Not having three hands, I roll the papers up and shove them into my back pocket with the tube. I notice that I'm not shaking quite so badly, now. Good thing too, otherwise I'd have busted my with the hammer instead of the padlock. The city could bill me if it wanted to. The lock broke easy, one swing, a true testament to Yale locks. I dropped the hammer and pumped the handle on the spigot and, after some rusty water came out, I filled my hands with water and drank right there on my knees.

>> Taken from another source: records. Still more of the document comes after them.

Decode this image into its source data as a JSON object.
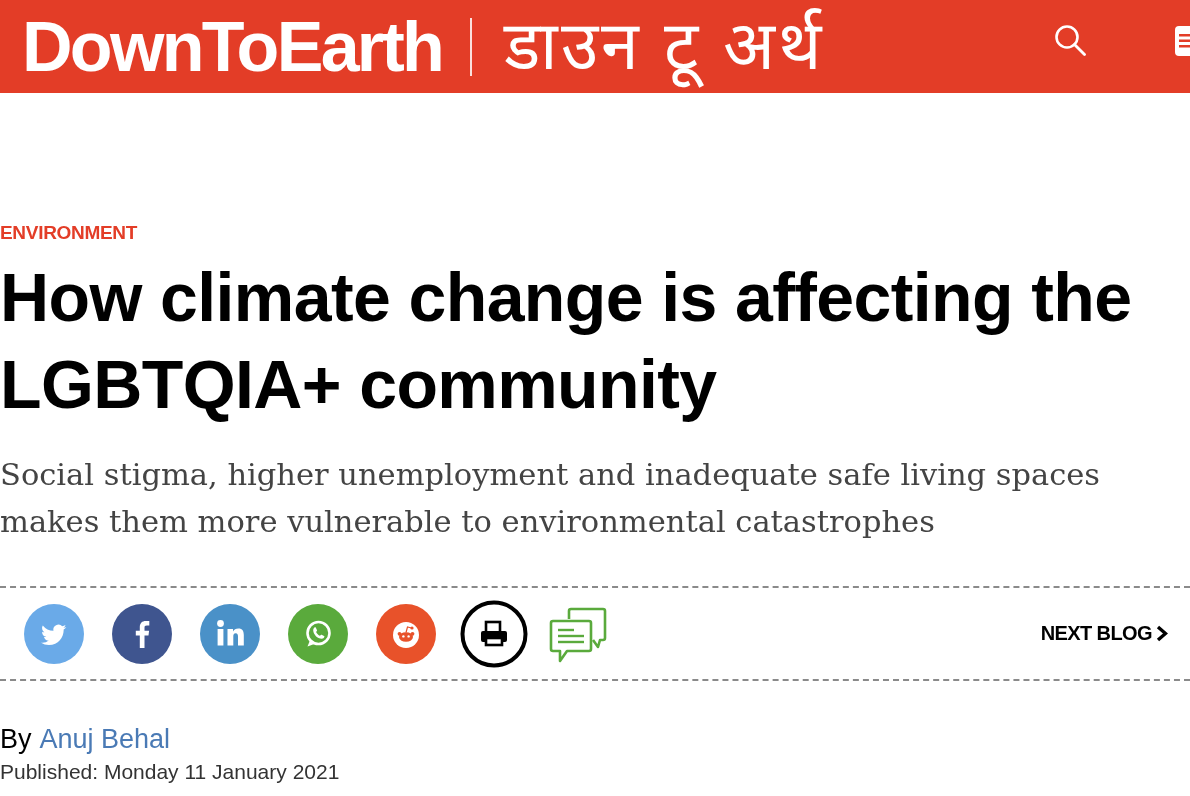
{
  "header": {
    "logo": "DownToEarth",
    "logo_hindi": "डाउन टू अर्थ"
  },
  "article": {
    "category": "ENVIRONMENT",
    "title": "How climate change is affecting the LGBTQIA+ community",
    "subtitle": "Social stigma, higher unemployment and inadequate safe living spaces makes them more vulnerable to environmental catastrophes",
    "next_link": "NEXT BLOG",
    "byline": {
      "prefix": "By",
      "author": "Anuj Behal"
    },
    "published": "Published: Monday 11 January 2021"
  }
}
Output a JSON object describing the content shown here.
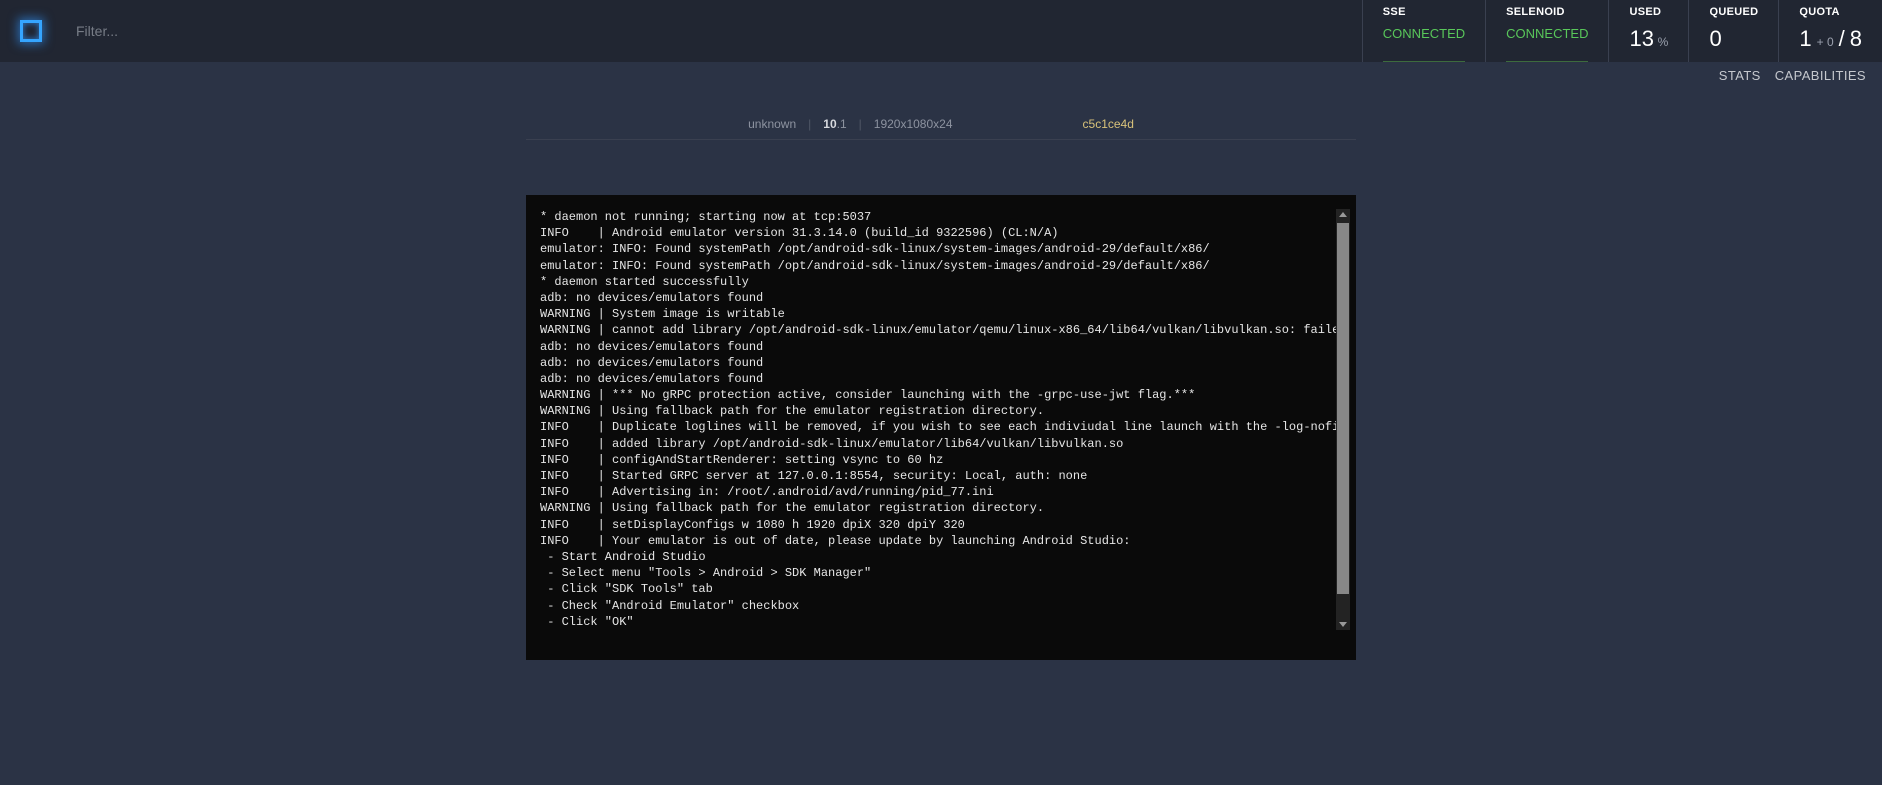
{
  "filter": {
    "placeholder": "Filter..."
  },
  "stats": {
    "sse": {
      "label": "SSE",
      "value": "CONNECTED"
    },
    "selenoid": {
      "label": "SELENOID",
      "value": "CONNECTED"
    },
    "used": {
      "label": "USED",
      "value": "13",
      "unit": "%"
    },
    "queued": {
      "label": "QUEUED",
      "value": "0"
    },
    "quota": {
      "label": "QUOTA",
      "used": "1",
      "plus_small": "+ 0",
      "slash": "/",
      "total": "8"
    }
  },
  "subnav": {
    "stats": "STATS",
    "caps": "CAPABILITIES"
  },
  "session": {
    "browser": "unknown",
    "version_prefix": "10",
    "version_suffix": ".1",
    "resolution": "1920x1080x24",
    "id": "c5c1ce4d"
  },
  "log": "* daemon not running; starting now at tcp:5037\nINFO    | Android emulator version 31.3.14.0 (build_id 9322596) (CL:N/A)\nemulator: INFO: Found systemPath /opt/android-sdk-linux/system-images/android-29/default/x86/\nemulator: INFO: Found systemPath /opt/android-sdk-linux/system-images/android-29/default/x86/\n* daemon started successfully\nadb: no devices/emulators found\nWARNING | System image is writable\nWARNING | cannot add library /opt/android-sdk-linux/emulator/qemu/linux-x86_64/lib64/vulkan/libvulkan.so: failed\nadb: no devices/emulators found\nadb: no devices/emulators found\nadb: no devices/emulators found\nWARNING | *** No gRPC protection active, consider launching with the -grpc-use-jwt flag.***\nWARNING | Using fallback path for the emulator registration directory.\nINFO    | Duplicate loglines will be removed, if you wish to see each indiviudal line launch with the -log-nofilter flag.\nINFO    | added library /opt/android-sdk-linux/emulator/lib64/vulkan/libvulkan.so\nINFO    | configAndStartRenderer: setting vsync to 60 hz\nINFO    | Started GRPC server at 127.0.0.1:8554, security: Local, auth: none\nINFO    | Advertising in: /root/.android/avd/running/pid_77.ini\nWARNING | Using fallback path for the emulator registration directory.\nINFO    | setDisplayConfigs w 1080 h 1920 dpiX 320 dpiY 320\nINFO    | Your emulator is out of date, please update by launching Android Studio:\n - Start Android Studio\n - Select menu \"Tools > Android > SDK Manager\"\n - Click \"SDK Tools\" tab\n - Check \"Android Emulator\" checkbox\n - Click \"OK\""
}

Don't tell me you never drank from a faucet as a kid, and lived to talk about it. Yeah, I would have rather had a cold glass with ice, sitting in an air-conditioned cafe, but I didn't have much choice, did I? Besides, it was good. I'm still here to talk about it.

I filled my mug and went over to the shelter, out of the sun. I looked at my watch. 9:45. I guess Brian missed his appointment with Mister Dell. I watched the traffic pass by out on Utica. There wasn't much, and the kids were still inside with their Xgames or playboxes or whatever. Only folks in the park were me and some pigeons. Thinking about Mister Dell and all, I figured I wasn't too far away from 4th and Main. Maybe two and a half, maybe three miles. It'd be close to 11 if I hoofed it.

Sitting on the concrete bench under the shelter, I started to develop a pain in my butt. Remembering that I had shoved stuff into my pocket, I pulled out the bundle of papers and the little tube to see what I had.